Kuro5hin has an editorial on the question of how best to promote Linux (and Free Software) in general. Its key premise is a rejection of traditional activism (defined in a way most activists will recognize as "lifestyle politics"), and its chief prescriptions are an embrace of "shareholder activism" and practical advocacy. The desktop meme has found its way in here, too.

"I think that free software could learn some lessons from this. Don't fight the system. Subvert the system. The carrot and stick method is old and remarkably effective. Unfortunately, activism calls for the stick more than the carrot. In fact, the stick has been overused; it is effectively broken. Bill Gates and proprietary software have been burned in effigy far too many times. This has the negative effect of destroying the free software movement's credibility. The free software movement, like environmentalism, has often ignored practicality in favor of altruism. Those businesses that listened before are becoming wary.

First, we should be using shareholder activism. We need to establish a non-profit foundation to buy voting shares from proprietary softare companies. Then we can be sure that our opinions are heard on a level playing field. Linux already has gained support from the likes of companies such as IBM, but this is not an equal relationship. IBM sways free software. Free software does not sway IBM. If a company's only consideration is its shareholders then we must become its shareholders.

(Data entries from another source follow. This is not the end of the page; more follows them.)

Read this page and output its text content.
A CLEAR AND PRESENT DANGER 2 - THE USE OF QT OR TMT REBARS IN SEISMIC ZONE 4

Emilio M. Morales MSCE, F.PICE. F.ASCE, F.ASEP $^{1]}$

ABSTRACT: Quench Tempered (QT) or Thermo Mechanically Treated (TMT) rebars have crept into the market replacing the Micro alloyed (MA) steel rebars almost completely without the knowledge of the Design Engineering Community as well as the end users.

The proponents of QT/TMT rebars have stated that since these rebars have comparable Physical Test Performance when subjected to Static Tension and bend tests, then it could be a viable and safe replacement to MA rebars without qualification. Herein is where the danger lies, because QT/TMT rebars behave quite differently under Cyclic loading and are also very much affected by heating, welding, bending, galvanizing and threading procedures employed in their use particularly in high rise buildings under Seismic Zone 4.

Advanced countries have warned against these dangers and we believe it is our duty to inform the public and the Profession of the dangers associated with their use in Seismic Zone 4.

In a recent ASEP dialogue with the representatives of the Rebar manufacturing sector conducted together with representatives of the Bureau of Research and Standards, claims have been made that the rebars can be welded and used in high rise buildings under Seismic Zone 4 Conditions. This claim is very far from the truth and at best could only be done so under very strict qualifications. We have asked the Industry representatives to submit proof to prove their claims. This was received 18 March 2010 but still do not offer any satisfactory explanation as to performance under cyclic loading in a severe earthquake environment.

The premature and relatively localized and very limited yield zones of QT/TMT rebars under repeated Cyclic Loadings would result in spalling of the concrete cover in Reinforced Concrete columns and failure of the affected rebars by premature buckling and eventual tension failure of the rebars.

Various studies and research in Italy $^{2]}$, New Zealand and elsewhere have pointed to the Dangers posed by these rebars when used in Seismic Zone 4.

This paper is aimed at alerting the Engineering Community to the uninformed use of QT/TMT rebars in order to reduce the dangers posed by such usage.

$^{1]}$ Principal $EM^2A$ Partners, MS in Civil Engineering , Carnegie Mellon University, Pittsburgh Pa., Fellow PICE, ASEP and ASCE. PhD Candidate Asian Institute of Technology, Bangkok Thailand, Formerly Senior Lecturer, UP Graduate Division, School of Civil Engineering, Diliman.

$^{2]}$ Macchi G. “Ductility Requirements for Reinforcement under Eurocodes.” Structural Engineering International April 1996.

Secondly, we must be up front and honest with ourselves as to when Linux should not be used. Most of the world uses Windows. It is impractical to ask all others to use Linux, the flagship of free software. Asking a diehard Windows user to use Linux is akin to taking a corporate executive through a commune and crooning to him about how we can all live off the land. He may realise the technical advantages, but he's not going to just chuck the keys to his Suburban. Although he would be more efficient ecologically in a commune, he would be hard pressed to find any personal gain."